Die pazifischen Inselstaaten in den drei Subregionen Melanesien, Polynesien und Mikronesien sind jeder für sich Kleinstaaten, zusammen bilden die dreizehn unabhängigen Inselstaaten und zwölf abhängigen Gebiete auf dem internationalen Parkett bei geschlossenem Abstimmungsverhalten aber eine relevante Größe. So unterschiedlich die Interessen der einzelnen Inselstaaten sein mögen, sie alle verbindet eine Gemeinsamkeit: Sie sind ohne äußere Hilfe kaum lebensfähig und daher Spielbälle fremder, rivalisierender Mächte.
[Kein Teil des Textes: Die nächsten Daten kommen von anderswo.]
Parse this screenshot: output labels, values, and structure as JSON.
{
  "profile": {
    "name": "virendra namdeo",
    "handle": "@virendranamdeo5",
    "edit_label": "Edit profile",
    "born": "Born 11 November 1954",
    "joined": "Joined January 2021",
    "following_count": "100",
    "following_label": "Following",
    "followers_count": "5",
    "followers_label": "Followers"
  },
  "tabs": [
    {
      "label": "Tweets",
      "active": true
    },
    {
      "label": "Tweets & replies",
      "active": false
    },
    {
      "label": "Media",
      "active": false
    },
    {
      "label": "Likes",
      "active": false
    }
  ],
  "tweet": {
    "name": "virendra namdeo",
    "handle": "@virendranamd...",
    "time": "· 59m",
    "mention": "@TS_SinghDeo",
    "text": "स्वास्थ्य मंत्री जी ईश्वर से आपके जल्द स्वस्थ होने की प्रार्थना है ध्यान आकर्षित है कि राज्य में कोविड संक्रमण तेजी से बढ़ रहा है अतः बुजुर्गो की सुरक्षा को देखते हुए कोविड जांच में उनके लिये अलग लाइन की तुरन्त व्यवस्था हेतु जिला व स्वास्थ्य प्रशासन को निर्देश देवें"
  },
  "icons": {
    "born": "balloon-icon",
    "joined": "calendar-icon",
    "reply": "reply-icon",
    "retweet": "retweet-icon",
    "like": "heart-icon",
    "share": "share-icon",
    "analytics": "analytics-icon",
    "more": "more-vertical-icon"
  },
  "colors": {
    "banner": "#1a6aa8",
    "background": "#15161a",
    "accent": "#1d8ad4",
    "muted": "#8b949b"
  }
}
Austritte aus dem Inselforum und eine turbulente Wahl

Es begann am 5. Februar dieses Jahres, als fünf der achtzehn Mitgliedstaaten des Pazifischen Inselforums (PIF), des wichtigsten regionalen Kooperationsbündnisses, aus diesem austraten. Uneinigkeiten über die Wahl des neuen Generalsekretärs, bei der sich die mikronesischen Staaten übergangen fühlten, führten dazu, dass Palau, die Föderierten Staaten von Mikronesien, die Marshall-Inseln, Nauru und Kiribati dem Bündnis den Rücken kehrten. Statt den Kandidaten der mikronesischen Staaten zu wählen, wie es im informell festgelegten Rotationsprinzip erwartbar gewesen wäre, wurde ein Gegenkandidat von den Cook-Inseln zum neuen Generalsekretär gewählt. Neue Allianzen und, wie es gerüchteweise verbreitet wurde, der Einfluss des PIF-Mitglieds Australien, hatten zu diesem überraschenden und für einige inakzeptablen Ergebnis geführt.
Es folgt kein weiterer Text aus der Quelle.